June 28, 2015 - 13th Sunday in Ordinary Time, Year B
Saint Martin de Tours Catholic Church
Jairus and the woman couldn't be any more different. Jairus is an esteemed synagogue official. The woman is a nameless member of the crowd.
Jairus is wealthy and influential, accustomed to having others beg him for favors.The woman, on the other hand, has spent all of her savings on doctors who have only made her condition worse.
The man is ritually pure. The woman is ritually impure. She should not be approaching Jesus. She should not be touching Jesus.
Those who are ritually unclean are like lepers and are isolated from others.
While Jairus is ritually pure, he is a very public figure who also should probably not be throwing himself at Jesus's feet.
These two folks are from very different walks of life. But somehow they both understand the need to approach Jesus, whatever the cost.
The fact that Jairus comes and throws himself at Jesus' feet shows that he's just as desperate as the hemorrhaging woman.
Jairus' friends are an obstacle to Jesus. Don’t bother the teacher any longer. You are making a fool of yourself. Come home. The child is dead.
The crowd also proves to be an obstacle for the woman. And so, let me suggest to you that there are many forces at work in our modern world that act as obstacles, attempting to keep us from Jesus.
Jesus restores life to the woman. Jesus restores life to Jairus' daughter and, through through this healing of the child, Jesus restores life to Jairus himself.
Maybe there are some in our midst who can relate to the woman, chronically ill, never well, just less sick. Savings and resources exhausted, financially and emotionally drained.
Seek Jesus with all your heart and all your soul and all your remaining strength and, when you find him, throw yourself at his feet and grab the hem of his cloak.
Maybe there are some parents in our midst who are like Jairus. Maybe there is a sick child who desperately needs healing. Or maybe the child is an adult who has gone astray.
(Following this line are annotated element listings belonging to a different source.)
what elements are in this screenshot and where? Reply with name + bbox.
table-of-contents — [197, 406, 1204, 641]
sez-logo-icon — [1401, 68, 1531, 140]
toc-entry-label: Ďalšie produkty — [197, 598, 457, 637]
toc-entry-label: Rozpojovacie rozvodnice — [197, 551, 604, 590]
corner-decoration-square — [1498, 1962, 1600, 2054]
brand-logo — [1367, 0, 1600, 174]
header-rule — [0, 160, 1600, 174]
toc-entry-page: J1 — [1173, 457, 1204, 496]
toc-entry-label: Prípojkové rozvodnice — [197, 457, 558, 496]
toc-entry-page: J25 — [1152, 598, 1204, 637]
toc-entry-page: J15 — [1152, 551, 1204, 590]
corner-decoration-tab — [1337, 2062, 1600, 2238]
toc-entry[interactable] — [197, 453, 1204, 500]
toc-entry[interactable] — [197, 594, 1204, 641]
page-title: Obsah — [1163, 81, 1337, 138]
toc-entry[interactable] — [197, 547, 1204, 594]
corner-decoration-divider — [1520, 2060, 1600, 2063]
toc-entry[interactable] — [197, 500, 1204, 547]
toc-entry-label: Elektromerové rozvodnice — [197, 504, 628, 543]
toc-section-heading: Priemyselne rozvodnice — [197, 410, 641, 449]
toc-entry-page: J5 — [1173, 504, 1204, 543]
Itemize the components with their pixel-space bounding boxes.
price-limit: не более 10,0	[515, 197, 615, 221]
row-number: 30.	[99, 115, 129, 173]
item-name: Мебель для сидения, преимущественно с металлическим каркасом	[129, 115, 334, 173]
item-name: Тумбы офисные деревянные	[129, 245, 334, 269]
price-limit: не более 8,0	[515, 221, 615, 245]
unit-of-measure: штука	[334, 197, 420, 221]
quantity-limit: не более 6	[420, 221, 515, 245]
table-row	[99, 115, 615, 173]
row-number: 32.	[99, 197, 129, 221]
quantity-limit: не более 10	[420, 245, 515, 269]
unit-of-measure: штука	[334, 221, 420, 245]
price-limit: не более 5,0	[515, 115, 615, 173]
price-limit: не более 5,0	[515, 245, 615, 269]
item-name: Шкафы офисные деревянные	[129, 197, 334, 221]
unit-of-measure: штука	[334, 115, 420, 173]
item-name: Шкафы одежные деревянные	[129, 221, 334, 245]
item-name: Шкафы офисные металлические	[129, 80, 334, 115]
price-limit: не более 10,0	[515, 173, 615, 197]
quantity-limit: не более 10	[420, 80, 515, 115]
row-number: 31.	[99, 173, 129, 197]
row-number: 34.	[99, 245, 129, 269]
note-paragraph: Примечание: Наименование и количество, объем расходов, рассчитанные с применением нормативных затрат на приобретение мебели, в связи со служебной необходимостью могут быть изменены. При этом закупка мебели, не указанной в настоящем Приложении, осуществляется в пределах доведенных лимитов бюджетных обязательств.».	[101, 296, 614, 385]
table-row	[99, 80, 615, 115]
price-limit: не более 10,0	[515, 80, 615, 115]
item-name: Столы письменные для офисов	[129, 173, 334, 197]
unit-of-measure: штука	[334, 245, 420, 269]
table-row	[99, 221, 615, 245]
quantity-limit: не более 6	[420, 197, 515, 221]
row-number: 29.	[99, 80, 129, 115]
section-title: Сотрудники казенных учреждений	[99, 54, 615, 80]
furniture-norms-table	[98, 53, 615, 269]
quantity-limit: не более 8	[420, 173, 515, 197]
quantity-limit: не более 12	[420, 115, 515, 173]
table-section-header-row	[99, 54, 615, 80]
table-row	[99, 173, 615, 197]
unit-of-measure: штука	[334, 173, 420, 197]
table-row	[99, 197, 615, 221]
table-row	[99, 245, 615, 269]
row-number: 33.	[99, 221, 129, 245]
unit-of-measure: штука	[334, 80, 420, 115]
Seek Jesus with all your heart and all your soul and all your strength, and whenever you find him throw yourself at his feet and beg for your loved one.
Maybe there are some among us who can identify neither with the woman nor the official. We fall somewhere in between.
But I daresay each and everyone of us has some spot of sickness or disease that makes us impure, unclean.
We too desperately need to seek Jesus for healing. And when we find him, we need to throw ourselves at his feet and beg for mercy and forgiveness and healing and strength.
The poor unnamed woman, who sought the Lord, found healing. Jairus, the wealthy and influential synagogue official, who sought the Lord, found healing for his daughter. And in finding healing for his daughter, he found healing for himself.
If the gospel writer wanted to include us in the story, what exactly would he have to say about us?